A very important issue is also the optimization of the WECs, and in the case of a floating flapping-panel device, numerical simulation studies and a laboratory physical model hydrodynamic study were performed to evaluate the feasibility of the device [8]. In this way, an optimal damping coefficient to give maximum captured energy was identified.

It is clear that commercial wave energy exploitation can be efficient by placing multiple WECs in an array configuration. The point absorber is an efficient device that captures energy from waves coming from various directions, and for this reason, it is very suitable to be placed in arrays. However, an optimization of the WEC array layout is necessary, together with the applied control strategy. An extensive literature review on the state of the art in physical modelling of the point-absorber WEC arrays is presented in an article published in the present Special Issue [9]. Some scientific gaps were also identified, and they were reformulated as design requirements for the experimental setup. The experimental setup of an array of two to five generic heaving point-absorber devices is presented. Wave basin testing in waves simulating real sea state conditions was performed in response to the urgent need for reliable data on the WEC array tests [10]. These data are used to perform the optimization of the WEC array and to validate new numerical models (non-linear). A model predictive control (MPC) method was also proposed for improving the efficiency in extracting the energy of a WEC array [11]. As a conclusion, the experimental tests using MPC with the interconnected system model indicate a better wave energy capture efficiency.

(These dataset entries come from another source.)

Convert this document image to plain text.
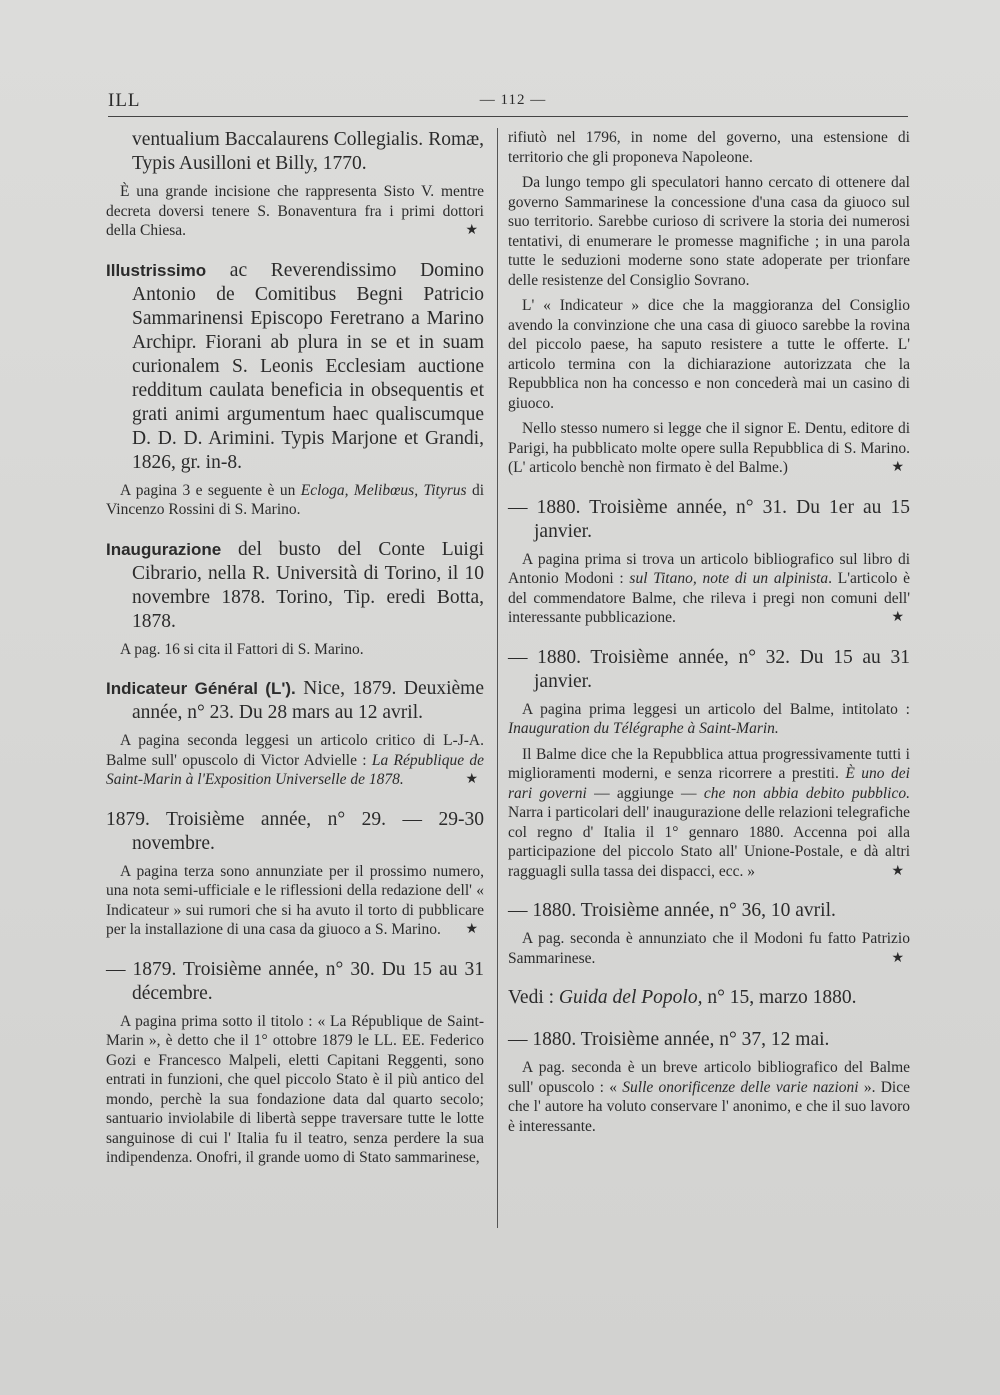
ILL	— 112 —

ventualium Baccalaurens Collegialis. Romæ, Typis Ausilloni et Billy, 1770.

È una grande incisione che rappresenta Sisto V. mentre decreta doversi tenere S. Bonaventura fra i primi dottori della Chiesa.	★

Illustrissimo ac Reverendissimo Domino Antonio de Comitibus Begni Patricio Sammarinensi Episcopo Feretrano a Marino Archipr. Fiorani ab plura in se et in suam curionalem S. Leonis Ecclesiam auctione redditum caulata beneficia in obsequentis et grati animi argumentum haec qualiscumque D. D. D. Arimini. Typis Marjone et Grandi, 1826, gr. in-8.

A pagina 3 e seguente è un Ecloga, Melibœus, Tityrus di Vincenzo Rossini di S. Marino.

Inaugurazione del busto del Conte Luigi Cibrario, nella R. Università di Torino, il 10 novembre 1878. Torino, Tip. eredi Botta, 1878.

A pag. 16 si cita il Fattori di S. Marino.

Indicateur Général (L'). Nice, 1879. Deuxième année, n° 23. Du 28 mars au 12 avril.

A pagina seconda leggesi un articolo critico di L-J-A. Balme sull' opuscolo di Victor Advielle : La République de Saint-Marin à l'Exposition Universelle de 1878.	★

1879. Troisième année, n° 29. — 29-30 novembre.

A pagina terza sono annunziate per il prossimo numero, una nota semi-ufficiale e le riflessioni della redazione dell' « Indicateur » sui rumori che si ha avuto il torto di pubblicare per la installazione di una casa da giuoco a S. Marino.	★

— 1879. Troisième année, n° 30. Du 15 au 31 décembre.

A pagina prima sotto il titolo : « La République de Saint-Marin », è detto che il 1° ottobre 1879 le LL. EE. Federico Gozi e Francesco Malpeli, eletti Capitani Reggenti, sono entrati in funzioni, che quel piccolo Stato è il più antico del mondo, perchè la sua fondazione data dal quarto secolo; santuario inviolabile di libertà seppe traversare tutte le lotte sanguinose di cui l' Italia fu il teatro, senza perdere la sua indipendenza. Onofri, il grande uomo di Stato sammarinese,

rifiutò nel 1796, in nome del governo, una estensione di territorio che gli proponeva Napoleone.

Da lungo tempo gli speculatori hanno cercato di ottenere dal governo Sammarinese la concessione d'una casa da giuoco sul suo territorio. Sarebbe curioso di scrivere la storia dei numerosi tentativi, di enumerare le promesse magnifiche ; in una parola tutte le seduzioni moderne sono state adoperate per trionfare delle resistenze del Consiglio Sovrano.

L' « Indicateur » dice che la maggioranza del Consiglio avendo la convinzione che una casa di giuoco sarebbe la rovina del piccolo paese, ha saputo resistere a tutte le offerte. L' articolo termina con la dichiarazione autorizzata che la Repubblica non ha concesso e non concederà mai un casino di giuoco.

Nello stesso numero si legge che il signor E. Dentu, editore di Parigi, ha pubblicato molte opere sulla Repubblica di S. Marino. (L' articolo benchè non firmato è del Balme.)	★

— 1880. Troisième année, n° 31. Du 1er au 15 janvier.

A pagina prima si trova un articolo bibliografico sul libro di Antonio Modoni : sul Titano, note di un alpinista. L'articolo è del commendatore Balme, che rileva i pregi non comuni dell' interessante pubblicazione.	★

— 1880. Troisième année, n° 32. Du 15 au 31 janvier.

A pagina prima leggesi un articolo del Balme, intitolato : Inauguration du Télégraphe à Saint-Marin.

Il Balme dice che la Repubblica attua progressivamente tutti i miglioramenti moderni, e senza ricorrere a prestiti. È uno dei rari governi — aggiunge — che non abbia debito pubblico. Narra i particolari dell' inaugurazione delle relazioni telegrafiche col regno d' Italia il 1° gennaro 1880. Accenna poi alla participazione del piccolo Stato all' Unione-Postale, e dà altri ragguagli sulla tassa dei dispacci, ecc. »	★

— 1880. Troisième année, n° 36, 10 avril.

A pag. seconda è annunziato che il Modoni fu fatto Patrizio Sammarinese.	★

Vedi : Guida del Popolo, n° 15, marzo 1880.

— 1880. Troisième année, n° 37, 12 mai.

A pag. seconda è un breve articolo bibliografico del Balme sull' opuscolo : « Sulle onorificenze delle varie nazioni ». Dice che l' autore ha voluto conservare l' anonimo, e che il suo lavoro è interessante.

Offshore solar energy could be a viable option for making many coastal communities, islands, and isolated locations more sustainable. As with the other renewable energy sources presented here, the amount of energy that could be extracted in an area is influenced by the geographic location where the systems are deployed.

A new methodology to identify the most appropriate marine areas for the deployment of some offshore solar farms in the Aegean Sea is presented in [12]. Two phases are included in the methodology proposed. In the first one, exclusion criteria are applied for the marine zones based on the information collected from various sources and maps which were created using a GIS environment. Then, in the second phase, objective and subjective models were applied, and to establish the correlation between them, the Kendall rank correlation coefficient was used. The subjective model based on the value of the solar radiation encountered in an area indicates the offshore area near Crete Island as the most suitable site for an offshore solar farm deployment. On the other hand, the objective model considers the offshore area around Thasos Island as a better location.

Additionally, the installation of floating solar panels on the water surfaces of lakes and lagoons can represent a viable solution, and this is shown in the study focused on the western Black Sea and the Razim-Sinoe lagoon system [13]. In such locations, the environmental conditions in which the floating structures would work are milder than in open coastal areas. Based on the data retrieved from the ERA5 database regarding the solar radiation at four points (one point located on the Romanian coast, the other three in lakes), it was found that the energy produced at all points has similar values.

It is also well known that large quantities of greenhouse gases are produced in maritime transport, and possible solutions should aim to reduce these emissions. For this reason, a solution would be to provide reliable information based on a long-term analysis of the mean and extreme values of the weather conditions, especially wind and sea state conditions that affect navigation safety. Such a study was carried out for the main maritime routes in the European seas and where information can be found regarding the areas that should be avoided as they are more exposed to extreme events [14]. The seasonal analysis also indicated the periods of the year that present lower risks for maritime transport.

Finally, the editors are confident that the works included in this Special Issue offer useful information for both researchers and stakeholders.